Era lógico, pensé contrito, era verdad. Nina..., Nina..., él no te deja venir a mí..., yo no podré verte..., hasta que confiese. Pero si confieso, estoy perdido. Tampoco puedo tomar sobre mí un hecho que no he cometido, sería una mentira. Pero si miento dejará venir a Nina.

¿Y luego?

Debía concentrarme. Debía permanecer tranquilo, completamente tranquilo...

—No voy a decir nada más. Llame al doctor Zorn.

—El doctor Zorn ha declarado ya que no piensa asumir su defensa.

Nina..., Nina..., Nina...

—Señor doctor, voy a contárselo todo..., toda la verdad..., no callaré nada..., durará mucho tiempo, pero debe oírlo todo.

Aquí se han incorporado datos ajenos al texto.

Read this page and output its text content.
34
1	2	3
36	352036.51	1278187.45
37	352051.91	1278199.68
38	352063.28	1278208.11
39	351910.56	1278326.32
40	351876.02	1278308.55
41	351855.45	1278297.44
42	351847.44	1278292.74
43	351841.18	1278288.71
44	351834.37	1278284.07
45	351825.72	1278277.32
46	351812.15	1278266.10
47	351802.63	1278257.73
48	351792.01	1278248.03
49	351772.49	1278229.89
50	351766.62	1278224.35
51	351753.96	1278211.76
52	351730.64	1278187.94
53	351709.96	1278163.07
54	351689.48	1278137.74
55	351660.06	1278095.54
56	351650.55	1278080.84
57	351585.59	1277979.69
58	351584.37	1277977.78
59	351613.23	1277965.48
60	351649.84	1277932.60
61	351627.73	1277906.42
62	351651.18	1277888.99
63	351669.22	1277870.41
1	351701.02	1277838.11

—No me importa que dure mucho tiempo, mientras sea la verdad —me dijo tranquilamente.

—En mi habitación del hotel la policía se incautó de un manuscrito. ¿Lo ha leído?

—Sí.

—Entonces ya sabe la forma cómo llegué a la casa de Brummer.

—Conozco su versión del hecho.

—Oiga lo que sucedió después —le dije. Y seguí explicando con el fin de hallar paz y autodominio. Se lo conté todo, sin callarme nada. Este día hablé durante dos horas. Al día siguiente otra vez y al otro también. Necesité cuatro días para contarlo todo, y era la verdad, la pura verdad. Cuando, por fin, me callé, guardó él también silencio, mirando la superficie de la mesa. Finalmente, no pudiendo soportar más el silencio, le pregunté—: ¿No me cree usted?

Serio e inconmovible, como un ángel del Juicio, el pálido doctor Lofting movió pausadamente la cabeza de derecha a izquierda y de izquierda a derecha. Y en su despacho reinaba la oscuridad y el frescor.